BioNtech e Pfizer stanno per chiedere l’autorizzazione negli Usa per la somministrazione di una terza dose, ma la Fda e i Cdc americani hanno già fatto sapere che non è al momento necessaria.
Una terza dose dell’attuale vaccino, ammesso che non copra appieno le varianti, aumenterebbe il titolo anticorpale ma la qualità della risposta resterebbe identica. Occorre inoltre capire a chi sarebbe destinata questa terza dose, e quando farla.

Un recente studio dell’Autorità sanitaria nazionale francese pubblicato sul New England Journal of Medicine, mostra che in 101 trapiantati dopo la prima dose di Pfizer gli anticorpi anti-Sars-Cov-2 erano al 4%, al 40% dopo la seconda, e al 68% quattro settimane dopo la terza dose.
Indubbiamente una buona risposta. Probabilmente sarebbe utile somministrare una terza dose agli immunodepressi, ma sarei cauto sull’idea di farla a tutti a tappeto. Conosciamo la sicurezza dei vaccini in uso per quanto riguarda le due dosi previste, ma ancora non sappiamo quali conseguenze potrebbero derivare da una stimolazione del sistema immunitario con una terza dose. Diversi elementi ci dicono che con le due dosi previste per Pfizer, Moderna e AstraZeneca l’immunità dovrebbe durare a lungo. Comprendo quindi la cautela della Fda, ma anche di Ema e Oms prima di dare il via libera ad un’eventuale terza dose.

È plausibile l’ipotesi avanzata da qualcuno che la variante Delta possa mutare ulteriormente e diventare vaccino resistente?
E’ possibile. In questo caso occorrerebbe pensare a nuovi i tipi di vaccini. Il vaccino cinese Sinovac, ad esempio, utilizza tutto il virus intero inattivato.
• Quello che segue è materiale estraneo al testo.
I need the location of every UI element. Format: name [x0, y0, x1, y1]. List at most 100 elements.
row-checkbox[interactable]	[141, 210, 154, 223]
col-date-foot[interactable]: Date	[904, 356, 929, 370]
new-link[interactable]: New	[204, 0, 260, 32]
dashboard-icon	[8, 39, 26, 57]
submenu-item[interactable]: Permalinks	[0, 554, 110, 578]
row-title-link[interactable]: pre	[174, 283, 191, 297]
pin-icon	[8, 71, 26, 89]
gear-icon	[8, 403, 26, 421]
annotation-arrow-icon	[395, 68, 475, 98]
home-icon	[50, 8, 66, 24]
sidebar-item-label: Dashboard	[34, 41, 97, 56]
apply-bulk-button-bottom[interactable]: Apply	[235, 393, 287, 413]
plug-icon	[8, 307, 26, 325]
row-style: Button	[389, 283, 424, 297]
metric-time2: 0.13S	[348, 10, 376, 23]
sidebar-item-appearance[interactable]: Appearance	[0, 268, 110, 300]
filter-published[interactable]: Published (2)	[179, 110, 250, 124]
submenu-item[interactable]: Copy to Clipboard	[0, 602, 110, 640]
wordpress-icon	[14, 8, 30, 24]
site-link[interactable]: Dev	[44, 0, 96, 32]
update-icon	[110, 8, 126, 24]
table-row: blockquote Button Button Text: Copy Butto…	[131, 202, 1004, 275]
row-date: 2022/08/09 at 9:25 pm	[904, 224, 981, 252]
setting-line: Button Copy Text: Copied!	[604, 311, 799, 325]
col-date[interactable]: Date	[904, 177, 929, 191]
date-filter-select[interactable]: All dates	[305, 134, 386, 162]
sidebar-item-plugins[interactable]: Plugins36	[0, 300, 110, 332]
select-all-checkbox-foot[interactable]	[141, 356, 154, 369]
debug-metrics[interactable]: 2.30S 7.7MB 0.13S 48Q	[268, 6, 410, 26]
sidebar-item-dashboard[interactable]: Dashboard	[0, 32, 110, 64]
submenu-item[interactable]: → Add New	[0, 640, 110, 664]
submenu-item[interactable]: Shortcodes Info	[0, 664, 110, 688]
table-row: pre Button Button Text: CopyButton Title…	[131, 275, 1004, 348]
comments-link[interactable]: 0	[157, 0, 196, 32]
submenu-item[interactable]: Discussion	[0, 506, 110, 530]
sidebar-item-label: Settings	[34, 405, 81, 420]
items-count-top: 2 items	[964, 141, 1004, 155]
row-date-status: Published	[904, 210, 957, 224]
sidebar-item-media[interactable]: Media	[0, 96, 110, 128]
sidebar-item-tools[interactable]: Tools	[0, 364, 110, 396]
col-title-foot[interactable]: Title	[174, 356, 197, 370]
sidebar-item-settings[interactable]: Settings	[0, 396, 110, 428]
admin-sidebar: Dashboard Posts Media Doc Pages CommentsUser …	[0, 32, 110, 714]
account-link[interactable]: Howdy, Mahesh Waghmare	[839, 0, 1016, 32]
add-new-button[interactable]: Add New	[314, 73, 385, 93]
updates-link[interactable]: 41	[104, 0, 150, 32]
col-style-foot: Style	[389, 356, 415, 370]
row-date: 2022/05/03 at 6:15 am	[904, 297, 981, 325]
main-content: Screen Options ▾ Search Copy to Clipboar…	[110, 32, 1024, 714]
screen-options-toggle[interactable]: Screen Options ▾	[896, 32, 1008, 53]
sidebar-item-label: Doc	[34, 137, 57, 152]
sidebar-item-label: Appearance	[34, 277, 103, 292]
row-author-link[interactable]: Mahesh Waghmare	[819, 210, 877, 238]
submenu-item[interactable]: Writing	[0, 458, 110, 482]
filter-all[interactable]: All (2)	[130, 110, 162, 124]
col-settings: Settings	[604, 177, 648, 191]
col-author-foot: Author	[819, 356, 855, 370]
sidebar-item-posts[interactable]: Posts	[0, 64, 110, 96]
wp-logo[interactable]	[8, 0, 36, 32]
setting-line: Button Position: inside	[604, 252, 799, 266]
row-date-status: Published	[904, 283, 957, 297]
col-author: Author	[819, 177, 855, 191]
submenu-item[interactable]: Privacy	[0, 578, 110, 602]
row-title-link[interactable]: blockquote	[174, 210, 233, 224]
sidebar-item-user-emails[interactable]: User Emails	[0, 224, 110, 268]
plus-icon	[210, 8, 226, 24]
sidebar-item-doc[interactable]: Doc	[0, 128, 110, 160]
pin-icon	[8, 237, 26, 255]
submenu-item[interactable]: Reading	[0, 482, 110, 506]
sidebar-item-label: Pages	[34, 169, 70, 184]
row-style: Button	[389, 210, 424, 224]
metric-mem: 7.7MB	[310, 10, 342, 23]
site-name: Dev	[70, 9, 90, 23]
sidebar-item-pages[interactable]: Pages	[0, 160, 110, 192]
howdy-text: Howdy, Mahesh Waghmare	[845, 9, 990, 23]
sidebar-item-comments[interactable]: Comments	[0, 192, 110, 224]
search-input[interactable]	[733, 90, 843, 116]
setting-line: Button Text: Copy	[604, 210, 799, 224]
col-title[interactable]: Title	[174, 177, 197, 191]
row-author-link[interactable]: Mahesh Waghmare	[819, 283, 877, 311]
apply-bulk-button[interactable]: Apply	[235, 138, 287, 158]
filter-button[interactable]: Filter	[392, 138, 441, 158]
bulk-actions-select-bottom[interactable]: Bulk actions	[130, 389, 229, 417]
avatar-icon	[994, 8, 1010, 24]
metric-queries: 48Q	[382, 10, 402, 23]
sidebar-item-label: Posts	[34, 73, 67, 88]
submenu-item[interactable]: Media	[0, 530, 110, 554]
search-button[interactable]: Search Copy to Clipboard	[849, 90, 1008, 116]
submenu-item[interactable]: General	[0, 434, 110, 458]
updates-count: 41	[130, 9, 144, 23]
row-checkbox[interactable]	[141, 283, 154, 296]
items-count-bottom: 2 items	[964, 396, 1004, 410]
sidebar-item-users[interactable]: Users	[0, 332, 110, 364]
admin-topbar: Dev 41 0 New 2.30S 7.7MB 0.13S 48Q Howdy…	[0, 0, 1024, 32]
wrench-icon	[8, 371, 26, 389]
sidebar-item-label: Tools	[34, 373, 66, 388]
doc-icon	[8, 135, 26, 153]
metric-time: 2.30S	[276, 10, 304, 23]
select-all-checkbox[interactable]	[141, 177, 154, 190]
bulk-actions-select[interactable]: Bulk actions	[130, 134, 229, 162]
Contiene cioè il coronavirus intero e quindi induce una risposta di tipo policlonale. In caso di mutazione, e quindi di risposta meno efficace contro la proteina Spike, componente privilegiato nella maggioranza dei vaccini finora sviluppati, un vaccino come quello cinese potrebbe indurre risposte efficaci nei confronti degli altri componenti virali. Oppure si potrebbe pensare ai vaccini antigenici. Bisogna in sostanza considerare, per quanto riguarda i richiami che io non chiamerei terza somministrazione, anche tipi di vaccini diversi che potrebbero assicurare una risposta non solo verso lo Spike.

Nel frattempo, come contrastare la diffusione delle varianti?
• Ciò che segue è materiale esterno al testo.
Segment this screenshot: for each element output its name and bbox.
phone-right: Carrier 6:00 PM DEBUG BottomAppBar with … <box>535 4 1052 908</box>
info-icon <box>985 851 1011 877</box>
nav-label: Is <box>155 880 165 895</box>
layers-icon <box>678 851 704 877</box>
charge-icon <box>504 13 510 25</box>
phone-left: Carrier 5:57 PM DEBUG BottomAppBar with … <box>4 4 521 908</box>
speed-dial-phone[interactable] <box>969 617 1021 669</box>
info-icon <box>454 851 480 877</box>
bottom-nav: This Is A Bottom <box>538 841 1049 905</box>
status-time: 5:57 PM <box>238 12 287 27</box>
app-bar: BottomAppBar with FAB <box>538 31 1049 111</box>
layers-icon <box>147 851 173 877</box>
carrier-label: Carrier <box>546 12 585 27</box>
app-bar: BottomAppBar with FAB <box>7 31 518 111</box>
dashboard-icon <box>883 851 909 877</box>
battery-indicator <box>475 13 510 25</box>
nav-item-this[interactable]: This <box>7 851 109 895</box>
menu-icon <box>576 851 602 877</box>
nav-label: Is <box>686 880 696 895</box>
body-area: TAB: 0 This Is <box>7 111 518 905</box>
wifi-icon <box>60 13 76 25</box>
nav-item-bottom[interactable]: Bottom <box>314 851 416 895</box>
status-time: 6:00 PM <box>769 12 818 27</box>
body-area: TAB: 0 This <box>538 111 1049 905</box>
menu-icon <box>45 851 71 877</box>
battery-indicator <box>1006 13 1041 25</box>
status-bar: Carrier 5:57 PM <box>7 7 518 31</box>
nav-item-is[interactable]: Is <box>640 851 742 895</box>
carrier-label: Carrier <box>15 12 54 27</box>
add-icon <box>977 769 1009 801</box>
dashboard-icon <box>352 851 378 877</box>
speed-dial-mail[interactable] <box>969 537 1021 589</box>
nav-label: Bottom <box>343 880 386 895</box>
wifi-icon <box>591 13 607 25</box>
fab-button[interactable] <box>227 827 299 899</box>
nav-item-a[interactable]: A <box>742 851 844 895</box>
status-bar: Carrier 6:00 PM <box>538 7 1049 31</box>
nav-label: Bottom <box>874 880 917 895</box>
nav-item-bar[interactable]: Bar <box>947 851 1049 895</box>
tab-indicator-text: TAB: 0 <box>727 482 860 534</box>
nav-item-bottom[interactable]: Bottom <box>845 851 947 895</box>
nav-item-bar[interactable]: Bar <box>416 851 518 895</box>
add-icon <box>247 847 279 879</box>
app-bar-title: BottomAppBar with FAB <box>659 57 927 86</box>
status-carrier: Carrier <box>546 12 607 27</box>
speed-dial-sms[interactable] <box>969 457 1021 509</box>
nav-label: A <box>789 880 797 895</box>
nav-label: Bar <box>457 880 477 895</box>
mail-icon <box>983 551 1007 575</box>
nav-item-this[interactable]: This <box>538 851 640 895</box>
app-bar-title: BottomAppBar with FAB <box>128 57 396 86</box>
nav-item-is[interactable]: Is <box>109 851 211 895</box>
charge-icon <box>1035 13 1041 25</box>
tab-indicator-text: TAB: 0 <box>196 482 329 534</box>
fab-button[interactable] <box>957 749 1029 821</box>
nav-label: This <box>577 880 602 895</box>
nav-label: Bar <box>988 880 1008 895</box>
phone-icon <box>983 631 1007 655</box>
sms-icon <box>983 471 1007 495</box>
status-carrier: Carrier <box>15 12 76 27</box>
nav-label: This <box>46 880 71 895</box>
Rafforzando il tracciamento, potenziando il sequenziamento e accelerando la campagna vaccinale.

Ma occorre senso di responsabilità da parte dei cittadini che devono evitare di mettersi in situazioni di rischio: avere l’accortezza di usare mascherine al chiuso, e all’aperto dove non è possibile il distanziamento fisico. Devono inoltre prenotarsi per le vaccinazioni. Le istituzioni, da parte loro, devono incentivare i test biomolecolari rispetto agli antigenici, perché solo i primi consentono il sequenziamento delle varianti. E poi tracciamento dei contatti e isolamento dei contagiati. Ma devono anche giocare d’anticipo e fare scorte sufficienti di vaccini.